In the mid 1980s Ken was placed in a Salvation Army home and his old bike was taken away from him. After a short while he had his bike returned and promptly took off to Waihi. One day in 1986 he was noticed by Karen Gaffney, of Waihi, wandering around the Water Lily Gardens where she worked. He had been roaming the country sleeping rough under hedges and in old railway carriages down at the station in Waihi. Karen invited him to use the sleep out in their back garden, an offer which he eventually took up.
Dressed up in an old woollen jumper and knitted hats, Ken would roam the streets, pushing his rickety old bike. He loved to stop and talk to people, but few wanted to stop and talk to him. Despite his lack of reading and writing skills he was clever in his own way. Many a Waihi household had one of Ken's Television 3 aerials - rough looking but certainly built well enough to do the job.

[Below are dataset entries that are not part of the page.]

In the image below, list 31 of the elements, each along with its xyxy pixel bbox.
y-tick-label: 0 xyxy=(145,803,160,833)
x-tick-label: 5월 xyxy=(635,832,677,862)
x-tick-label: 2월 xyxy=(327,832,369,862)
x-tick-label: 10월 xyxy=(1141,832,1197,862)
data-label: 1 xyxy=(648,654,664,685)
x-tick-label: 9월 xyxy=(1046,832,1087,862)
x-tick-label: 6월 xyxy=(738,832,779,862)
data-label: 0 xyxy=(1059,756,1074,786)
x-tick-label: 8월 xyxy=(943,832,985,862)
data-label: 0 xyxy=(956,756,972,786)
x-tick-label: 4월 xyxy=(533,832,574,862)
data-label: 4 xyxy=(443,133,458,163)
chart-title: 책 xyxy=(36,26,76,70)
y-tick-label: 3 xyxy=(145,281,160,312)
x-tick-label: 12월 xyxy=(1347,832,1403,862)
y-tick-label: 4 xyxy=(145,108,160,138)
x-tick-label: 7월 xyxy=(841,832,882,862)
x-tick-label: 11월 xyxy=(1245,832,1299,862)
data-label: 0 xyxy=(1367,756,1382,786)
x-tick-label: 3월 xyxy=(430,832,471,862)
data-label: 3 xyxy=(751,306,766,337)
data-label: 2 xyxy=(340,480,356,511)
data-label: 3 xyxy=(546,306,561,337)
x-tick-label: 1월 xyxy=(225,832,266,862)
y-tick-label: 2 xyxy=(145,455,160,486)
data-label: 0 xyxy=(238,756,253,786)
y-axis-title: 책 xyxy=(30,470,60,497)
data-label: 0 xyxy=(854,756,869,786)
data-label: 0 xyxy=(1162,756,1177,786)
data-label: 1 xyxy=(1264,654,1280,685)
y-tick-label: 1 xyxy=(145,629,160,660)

He was also keenly interested in the Goldfield's Railway. A member of the Goldfield's Steam Train Society, Robin Millen, said Ken was one for doing the jobs no one else wanted to do. Before the Keith Wrigley Bridge was built across State Highway 2, Ken would get out with the hedge-clippers and cut the grass which threatened to overcome the then unattended railway tracks at the Waikino end of the line. Later, he became the brakeman on the steam train, a job he performed with much skill. He would also dry out the sand needed for the engine sand box on little fires he'd get going down at the station.
A newspaper clipping dating from the mid 1960's reports another of his inventions. This was a miniature hovercraft, designed and built by Ken when he lived at Papakura. The purpose of his invention was to dry out the ground at the Papatoetoe Cricket Club. The machine, driven by a two stroke motor, was built of plywood and canvas. When started, four blades rotated, creating a draught. The action of the air broke up the water on the ground making it evaporate quicker.
But for all his worth, much of Ken's life went unrecognised and unrewarded, most of all by himself. Although seemingly destitute, Ken had $16000 in his bank account when he died and had, on one occasion, won $8000 in Lotto. This he promptly banked. Perhaps, for Ken, life's riches could not be counted in terms of dollars and cents.